I am looking for some backgrounds plants that are:
1) good nutrient absorbers
2) does not send out runners all over the place (ie no vals)
3) do not expand like weed (ie no watersprite/ludwigia repens)
4) easily maintained meaning i dont have to keep trimming it every week, the leaves grows to certain size then stop (ie: vals)
5) looks nice without ugly roots all over the stem (ie: vals)

does such plants exist? i know some of my requirements are contradictory. Right now i have ludwigia repens in my tank, and it is just madness. Every 3 days i need to a full round of trim, otherwise it would almost completely cover my biocube top blocking all the lights, not to mention the whole back of the tank is COVERED with their roots. Only the top by the water surface has leaves.

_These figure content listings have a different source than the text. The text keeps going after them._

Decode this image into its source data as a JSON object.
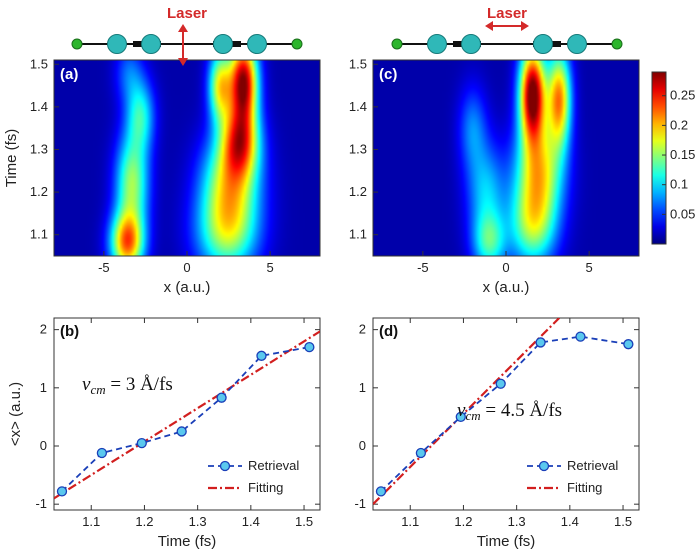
{
  "colors": {
    "retrieval_line": "#1a3fb8",
    "retrieval_marker": "#5ac8ee",
    "fitting_line": "#d21f1f",
    "laser": "#d42a2a",
    "atom_carbon": "#2fb8b8",
    "atom_hydrogen": "#2db62d"
  },
  "colorbar": {
    "ticks": [
      "0.05",
      "0.1",
      "0.15",
      "0.2",
      "0.25"
    ],
    "values": [
      0.05,
      0.1,
      0.15,
      0.2,
      0.25
    ],
    "range": [
      0,
      0.29
    ],
    "colormap": "jet"
  },
  "chart_data": [
    {
      "type": "heatmap",
      "panel_label": "(a)",
      "laser_label": "Laser",
      "laser_arrow": "vertical",
      "xlabel": "x (a.u.)",
      "ylabel": "Time (fs)",
      "xlim": [
        -8,
        8
      ],
      "ylim": [
        1.05,
        1.51
      ],
      "x_ticks": [
        -5,
        0,
        5
      ],
      "x_tick_labels": [
        "-5",
        "0",
        "5"
      ],
      "y_ticks": [
        1.1,
        1.2,
        1.3,
        1.4,
        1.5
      ],
      "y_tick_labels": [
        "1.1",
        "1.2",
        "1.3",
        "1.4",
        "1.5"
      ],
      "features": [
        {
          "x": -3.6,
          "y": 1.08,
          "amp": 0.2,
          "sx": 0.7,
          "sy": 0.05
        },
        {
          "x": -3.3,
          "y": 1.22,
          "amp": 0.14,
          "sx": 0.7,
          "sy": 0.08
        },
        {
          "x": -2.8,
          "y": 1.38,
          "amp": 0.1,
          "sx": 0.6,
          "sy": 0.06
        },
        {
          "x": -3.5,
          "y": 1.48,
          "amp": 0.05,
          "sx": 0.6,
          "sy": 0.05
        },
        {
          "x": 2.4,
          "y": 1.1,
          "amp": 0.12,
          "sx": 1.3,
          "sy": 0.07
        },
        {
          "x": 2.6,
          "y": 1.22,
          "amp": 0.15,
          "sx": 1.2,
          "sy": 0.08
        },
        {
          "x": 3.2,
          "y": 1.32,
          "amp": 0.18,
          "sx": 0.8,
          "sy": 0.06
        },
        {
          "x": 3.4,
          "y": 1.46,
          "amp": 0.27,
          "sx": 0.6,
          "sy": 0.07
        },
        {
          "x": 2.0,
          "y": 1.45,
          "amp": 0.16,
          "sx": 0.5,
          "sy": 0.06
        }
      ]
    },
    {
      "type": "heatmap",
      "panel_label": "(c)",
      "laser_label": "Laser",
      "laser_arrow": "horizontal",
      "xlabel": "x (a.u.)",
      "ylabel": "",
      "xlim": [
        -8,
        8
      ],
      "ylim": [
        1.05,
        1.51
      ],
      "x_ticks": [
        -5,
        0,
        5
      ],
      "x_tick_labels": [
        "-5",
        "0",
        "5"
      ],
      "y_ticks": [
        1.1,
        1.2,
        1.3,
        1.4,
        1.5
      ],
      "y_tick_labels": [
        "1.1",
        "1.2",
        "1.3",
        "1.4",
        "1.5"
      ],
      "features": [
        {
          "x": -1.0,
          "y": 1.08,
          "amp": 0.1,
          "sx": 0.7,
          "sy": 0.05
        },
        {
          "x": -1.2,
          "y": 1.2,
          "amp": 0.08,
          "sx": 0.8,
          "sy": 0.08
        },
        {
          "x": -2.0,
          "y": 1.35,
          "amp": 0.06,
          "sx": 0.6,
          "sy": 0.07
        },
        {
          "x": 1.6,
          "y": 1.12,
          "amp": 0.13,
          "sx": 1.0,
          "sy": 0.07
        },
        {
          "x": 2.0,
          "y": 1.25,
          "amp": 0.16,
          "sx": 1.0,
          "sy": 0.08
        },
        {
          "x": 1.6,
          "y": 1.43,
          "amp": 0.29,
          "sx": 0.55,
          "sy": 0.08
        },
        {
          "x": 3.2,
          "y": 1.42,
          "amp": 0.2,
          "sx": 0.5,
          "sy": 0.08
        }
      ]
    },
    {
      "type": "line",
      "panel_label": "(b)",
      "xlabel": "Time (fs)",
      "ylabel": "<x> (a.u.)",
      "xlim": [
        1.03,
        1.53
      ],
      "ylim": [
        -1.1,
        2.2
      ],
      "x_ticks": [
        1.1,
        1.2,
        1.3,
        1.4,
        1.5
      ],
      "x_tick_labels": [
        "1.1",
        "1.2",
        "1.3",
        "1.4",
        "1.5"
      ],
      "y_ticks": [
        -1,
        0,
        1,
        2
      ],
      "y_tick_labels": [
        "-1",
        "0",
        "1",
        "2"
      ],
      "annotation": {
        "symbol": "v",
        "subscript": "cm",
        "text": " = 3 Å/fs"
      },
      "legend_position": "bottom-right",
      "series": [
        {
          "name": "Retrieval",
          "style": "dashed-markers",
          "x": [
            1.045,
            1.12,
            1.195,
            1.27,
            1.345,
            1.42,
            1.51
          ],
          "y": [
            -0.78,
            -0.12,
            0.05,
            0.25,
            0.83,
            1.55,
            1.7
          ]
        },
        {
          "name": "Fitting",
          "style": "dash-dot",
          "x": [
            1.03,
            1.53
          ],
          "y": [
            -0.9,
            1.97
          ]
        }
      ]
    },
    {
      "type": "line",
      "panel_label": "(d)",
      "xlabel": "Time (fs)",
      "ylabel": "",
      "xlim": [
        1.03,
        1.53
      ],
      "ylim": [
        -1.1,
        2.2
      ],
      "x_ticks": [
        1.1,
        1.2,
        1.3,
        1.4,
        1.5
      ],
      "x_tick_labels": [
        "1.1",
        "1.2",
        "1.3",
        "1.4",
        "1.5"
      ],
      "y_ticks": [
        -1,
        0,
        1,
        2
      ],
      "y_tick_labels": [
        "-1",
        "0",
        "1",
        "2"
      ],
      "annotation": {
        "symbol": "v",
        "subscript": "cm",
        "text": " = 4.5 Å/fs"
      },
      "legend_position": "bottom-right",
      "series": [
        {
          "name": "Retrieval",
          "style": "dashed-markers",
          "x": [
            1.045,
            1.12,
            1.195,
            1.27,
            1.345,
            1.42,
            1.51
          ],
          "y": [
            -0.78,
            -0.12,
            0.5,
            1.07,
            1.78,
            1.88,
            1.75
          ]
        },
        {
          "name": "Fitting",
          "style": "dash-dot",
          "x": [
            1.03,
            1.38
          ],
          "y": [
            -1.0,
            2.2
          ]
        }
      ]
    }
  ]
}
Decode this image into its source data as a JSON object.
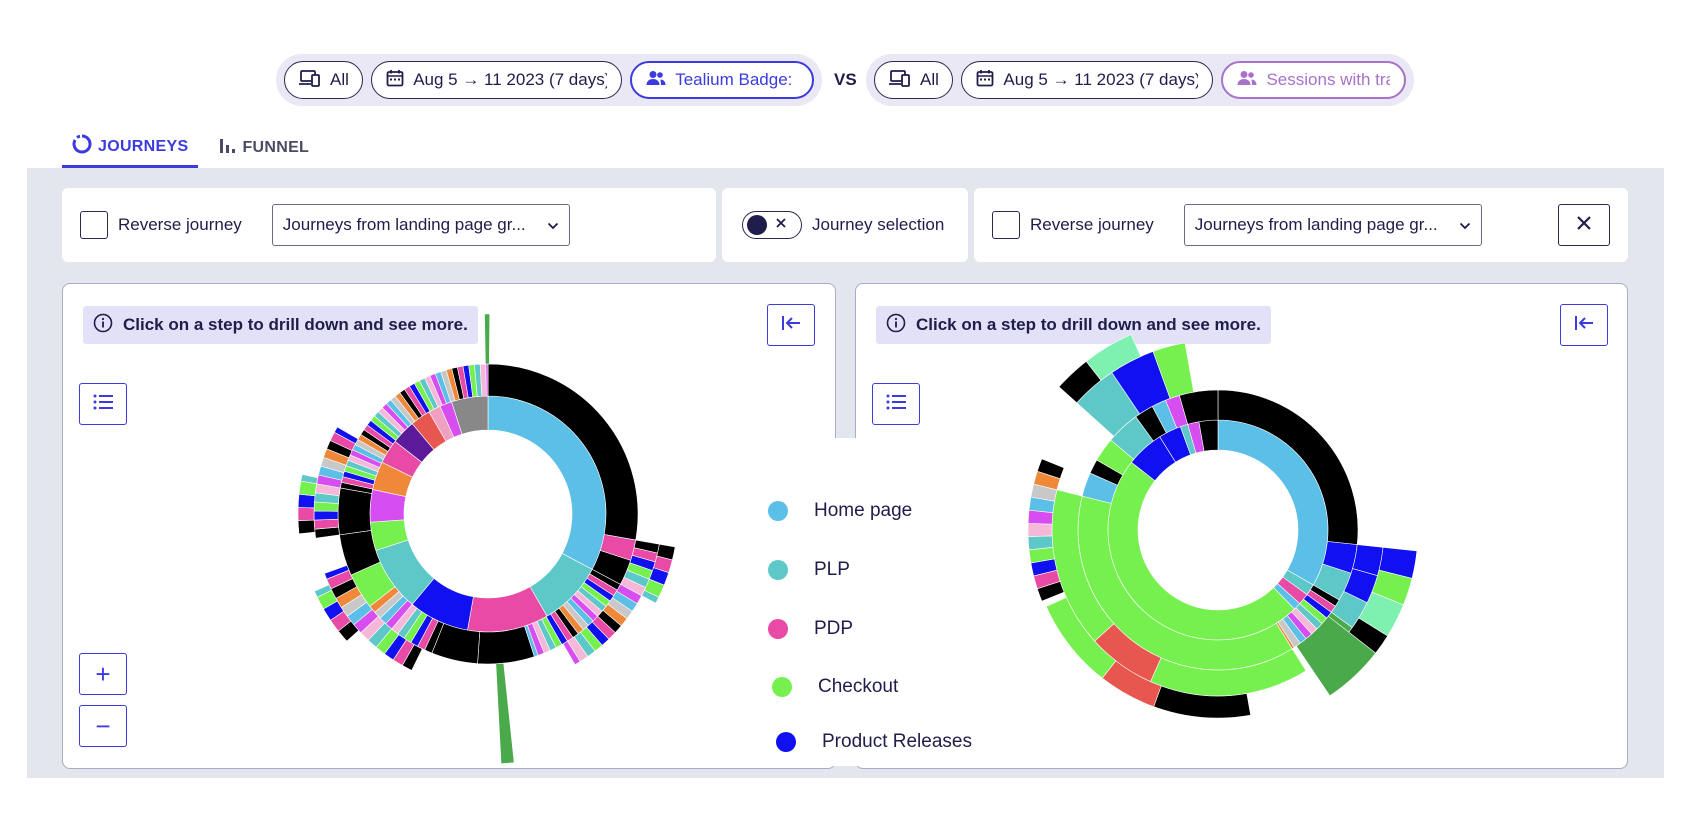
{
  "filters": {
    "left": {
      "device": "All",
      "date_range": "Aug 5 → 11 2023 (7 days)",
      "segment": "Tealium Badge: "
    },
    "vs_label": "VS",
    "right": {
      "device": "All",
      "date_range": "Aug 5 → 11 2023 (7 days)",
      "segment": "Sessions with tra"
    }
  },
  "tabs": [
    {
      "label": "JOURNEYS",
      "active": true
    },
    {
      "label": "FUNNEL",
      "active": false
    }
  ],
  "controls": {
    "left": {
      "reverse_label": "Reverse journey",
      "select_value": "Journeys from landing page gr..."
    },
    "journey_selection_label": "Journey selection",
    "right": {
      "reverse_label": "Reverse journey",
      "select_value": "Journeys from landing page gr..."
    }
  },
  "cards": {
    "left": {
      "hint": "Click on a step to drill down and see more."
    },
    "right": {
      "hint": "Click on a step to drill down and see more."
    }
  },
  "zoom": {
    "in_label": "+",
    "out_label": "−"
  },
  "legend": [
    {
      "label": "Home page",
      "color": "#5bbfe8"
    },
    {
      "label": "PLP",
      "color": "#5ec8c8"
    },
    {
      "label": "PDP",
      "color": "#e84aa5"
    },
    {
      "label": "Checkout",
      "color": "#76f04e"
    },
    {
      "label": "Product Releases",
      "color": "#1010f0"
    }
  ],
  "colors": {
    "accent": "#3b3be0",
    "segment_purple": "#a773c8",
    "black_step": "#000000",
    "red_step": "#e8574f",
    "dark_green_step": "#4aa94a",
    "orange_step": "#f0883a",
    "violet_step": "#d64ef0",
    "indigo_step": "#5a1a9a"
  }
}
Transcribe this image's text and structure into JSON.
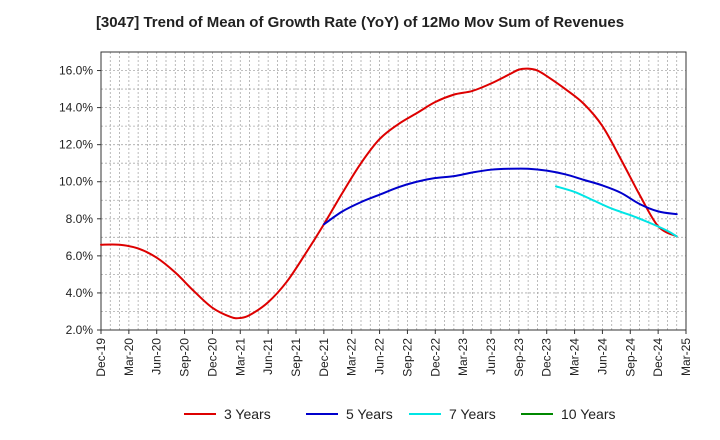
{
  "chart_data": {
    "type": "line",
    "title": "[3047]  Trend of Mean of Growth Rate (YoY) of 12Mo Mov Sum of Revenues",
    "xlabel": "",
    "ylabel": "",
    "ylim": [
      2.0,
      17.0
    ],
    "yticks": [
      "2.0%",
      "4.0%",
      "6.0%",
      "8.0%",
      "10.0%",
      "12.0%",
      "14.0%",
      "16.0%"
    ],
    "ytick_values": [
      2,
      4,
      6,
      8,
      10,
      12,
      14,
      16
    ],
    "x_tick_labels": [
      "Dec-19",
      "Mar-20",
      "Jun-20",
      "Sep-20",
      "Dec-20",
      "Mar-21",
      "Jun-21",
      "Sep-21",
      "Dec-21",
      "Mar-22",
      "Jun-22",
      "Sep-22",
      "Dec-22",
      "Mar-23",
      "Jun-23",
      "Sep-23",
      "Dec-23",
      "Mar-24",
      "Jun-24",
      "Sep-24",
      "Dec-24",
      "Mar-25"
    ],
    "x_tick_months": [
      0,
      3,
      6,
      9,
      12,
      15,
      18,
      21,
      24,
      27,
      30,
      33,
      36,
      39,
      42,
      45,
      48,
      51,
      54,
      57,
      60,
      63
    ],
    "xlim_months": [
      0,
      63
    ],
    "grid": true,
    "legend_position": "bottom",
    "series": [
      {
        "name": "3 Years",
        "color": "#dd0000",
        "points": [
          [
            0,
            6.6
          ],
          [
            2,
            6.6
          ],
          [
            4,
            6.4
          ],
          [
            6,
            5.9
          ],
          [
            8,
            5.1
          ],
          [
            10,
            4.1
          ],
          [
            12,
            3.2
          ],
          [
            14,
            2.7
          ],
          [
            15,
            2.65
          ],
          [
            16,
            2.8
          ],
          [
            18,
            3.5
          ],
          [
            20,
            4.6
          ],
          [
            22,
            6.1
          ],
          [
            24,
            7.7
          ],
          [
            26,
            9.4
          ],
          [
            28,
            11.0
          ],
          [
            30,
            12.3
          ],
          [
            32,
            13.1
          ],
          [
            34,
            13.7
          ],
          [
            36,
            14.3
          ],
          [
            38,
            14.7
          ],
          [
            40,
            14.9
          ],
          [
            42,
            15.3
          ],
          [
            44,
            15.8
          ],
          [
            45,
            16.05
          ],
          [
            46,
            16.1
          ],
          [
            47,
            16.0
          ],
          [
            48,
            15.7
          ],
          [
            50,
            15.0
          ],
          [
            52,
            14.2
          ],
          [
            54,
            13.0
          ],
          [
            56,
            11.2
          ],
          [
            58,
            9.3
          ],
          [
            60,
            7.6
          ],
          [
            62,
            7.05
          ]
        ]
      },
      {
        "name": "5 Years",
        "color": "#0000cc",
        "points": [
          [
            24,
            7.7
          ],
          [
            26,
            8.4
          ],
          [
            28,
            8.9
          ],
          [
            30,
            9.3
          ],
          [
            32,
            9.7
          ],
          [
            34,
            10.0
          ],
          [
            36,
            10.2
          ],
          [
            38,
            10.3
          ],
          [
            40,
            10.5
          ],
          [
            42,
            10.65
          ],
          [
            44,
            10.7
          ],
          [
            46,
            10.7
          ],
          [
            48,
            10.6
          ],
          [
            50,
            10.4
          ],
          [
            52,
            10.1
          ],
          [
            54,
            9.8
          ],
          [
            56,
            9.4
          ],
          [
            58,
            8.8
          ],
          [
            60,
            8.4
          ],
          [
            62,
            8.25
          ]
        ]
      },
      {
        "name": "7 Years",
        "color": "#00e5e5",
        "points": [
          [
            49,
            9.75
          ],
          [
            51,
            9.45
          ],
          [
            53,
            9.0
          ],
          [
            55,
            8.55
          ],
          [
            57,
            8.2
          ],
          [
            59,
            7.8
          ],
          [
            61,
            7.35
          ],
          [
            62,
            7.05
          ]
        ]
      },
      {
        "name": "10 Years",
        "color": "#008800",
        "points": []
      }
    ]
  }
}
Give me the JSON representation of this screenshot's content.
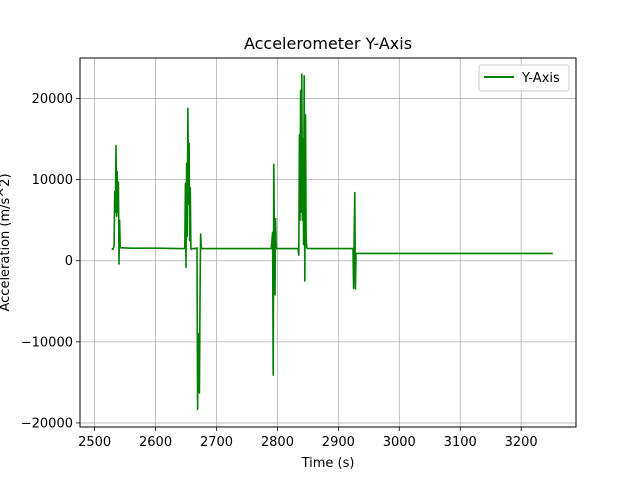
{
  "chart_data": {
    "type": "line",
    "title": "Accelerometer Y-Axis",
    "xlabel": "Time (s)",
    "ylabel": "Acceleration (m/s^2)",
    "xlim": [
      2476,
      3290
    ],
    "ylim": [
      -20500,
      25000
    ],
    "xticks": [
      2500,
      2600,
      2700,
      2800,
      2900,
      3000,
      3100,
      3200
    ],
    "yticks": [
      -20000,
      -10000,
      0,
      10000,
      20000
    ],
    "grid": true,
    "legend_position": "top-right",
    "series": [
      {
        "name": "Y-Axis",
        "color": "#008000",
        "x": [
          2528,
          2530,
          2532,
          2533,
          2534,
          2535,
          2536,
          2537,
          2538,
          2539,
          2540,
          2541,
          2542,
          2545,
          2560,
          2600,
          2640,
          2648,
          2649,
          2650,
          2651,
          2652,
          2653,
          2654,
          2655,
          2656,
          2657,
          2658,
          2659,
          2660,
          2665,
          2668,
          2669,
          2670,
          2671,
          2672,
          2673,
          2674,
          2675,
          2676,
          2678,
          2700,
          2750,
          2790,
          2792,
          2793,
          2794,
          2795,
          2796,
          2797,
          2798,
          2800,
          2820,
          2834,
          2835,
          2836,
          2837,
          2838,
          2839,
          2840,
          2841,
          2842,
          2843,
          2844,
          2845,
          2846,
          2847,
          2848,
          2850,
          2860,
          2880,
          2900,
          2920,
          2924,
          2925,
          2926,
          2927,
          2928,
          2929,
          2930,
          2935,
          3000,
          3100,
          3200,
          3252
        ],
        "y": [
          1500,
          1400,
          1800,
          8500,
          6000,
          14200,
          5500,
          11000,
          6000,
          9700,
          -400,
          5000,
          1600,
          1600,
          1550,
          1550,
          1500,
          1500,
          9500,
          -800,
          12000,
          3000,
          18800,
          7000,
          14500,
          2500,
          9000,
          1500,
          1400,
          1500,
          1500,
          1600,
          -18300,
          -9000,
          -13000,
          -16300,
          -5000,
          3300,
          1600,
          1500,
          1500,
          1500,
          1500,
          1500,
          3500,
          -14100,
          11900,
          2000,
          -4200,
          5200,
          1500,
          1500,
          1500,
          1500,
          700,
          15500,
          5000,
          21000,
          6000,
          23000,
          5000,
          15000,
          2000,
          22800,
          -2500,
          18000,
          3000,
          1600,
          1500,
          1500,
          1500,
          1500,
          1500,
          1500,
          -3400,
          3300,
          8400,
          -3500,
          900,
          900,
          900,
          900,
          900,
          900,
          900
        ]
      }
    ]
  }
}
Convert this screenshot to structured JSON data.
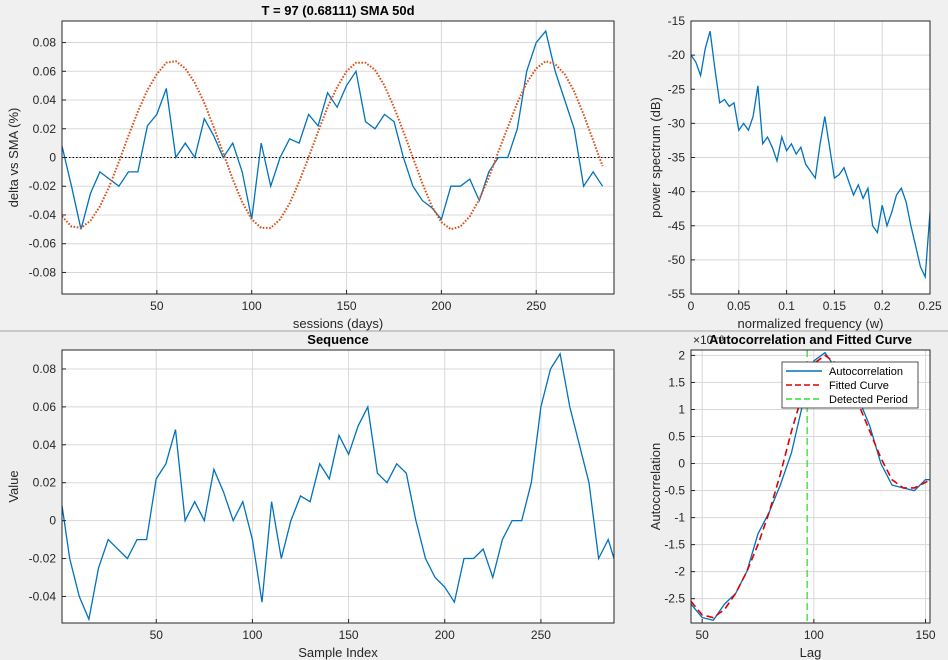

I thought about switching to vals, which looks nice and stays the same, except the runners would go all over the tank...


----------



## Bert H (Mar 2, 2004)

Vals make a nice thicket, but they do send runners all over. Most tend to send out long leaves which will shade out the rest of the tank. If you look on the Tropica site, you can see they claim to have some varieties which are shorter.

Your choice will, of course, depend on your tank, lights, etc. Some suggestions: Blyxa aubertii- will stay around 12-14 inches and get thicker; Cyperus helferi, this is a beautiful green, but can be difficult to grow, and if not happy, will be an algae magnet.

You can always go the Crypt wendtii route. I have it in my 2 50's in a rear corner. I just plant a few of them, and over the span of a few months they will completely cover the area and reach the surface of the tanks. At that point, I pull the whole mass, thin, and re-plant.

One other thing which you can do to control runners is to get some flat stones, like slate, to create a border barrier to keep the runners from going beyond a certain area of the tank. I've used that with C. spiralis and the wendtiis I mention above. Val runners tend to be more superficial, so it may not work as well with them.

HTH.


----------



## NatalieT (Mar 20, 2007)

newguy said:


> I am looking for some backgrounds plants that are:
> 1) good nutrient absorbers
> 2) does not send out runners all over the place (ie no vals)
> 3) do not expand like weed (ie no watersprite/ludwigia repens)
> ...


Depending on how tall your tank is, you could try java fern. I think it fits all of your criteria except perhaps #1, being a good nutrient absorber.


----------



## newguy (Mar 18, 2006)

yes i want something exactly like java fern but can absorb nutrients better and does not require tieing to drift woods (exposed roots). Vals would be perfect except i cant control their runners, i had personal experience with this, even asked a few guys who put a thin acrylic blocker all the way into the dirt to seal it, and the val runners would just jump right over them lol...

Bert thanks for the suggestion i will look into those, my tank is high tech at 3+ wpg so i can grow anything i think.


----------



## aquabillpers (Apr 13, 2006)

One thing that you can do to slow down the growth of your plants is to reduce the lighting. 

Lighting is the primary factor that controls the growth of plants. If you reduce it, the plants won't grow as fast. Even vals. Simple!

If you do that, reduce the amount of nutrients accordingly.

Bill


----------



## NatalieT (Mar 20, 2007)

newguy said:


> yes i want something exactly like java fern but can absorb nutrients better and does not require tieing to drift woods (exposed roots).


I've been tying my java fern to small rocks or marbles (depends on what's handy at the moment.) This is heavy enough to keep them in place, but they're still easy to move if I want to.

Maybe a sword plant? I hear that they are heavy root feeders. I don't have any myself (shallow tank), so I'm just guessing here. It seems that people use them more as a specimen plant than a background, so it might not be quite right for your purpose.


----------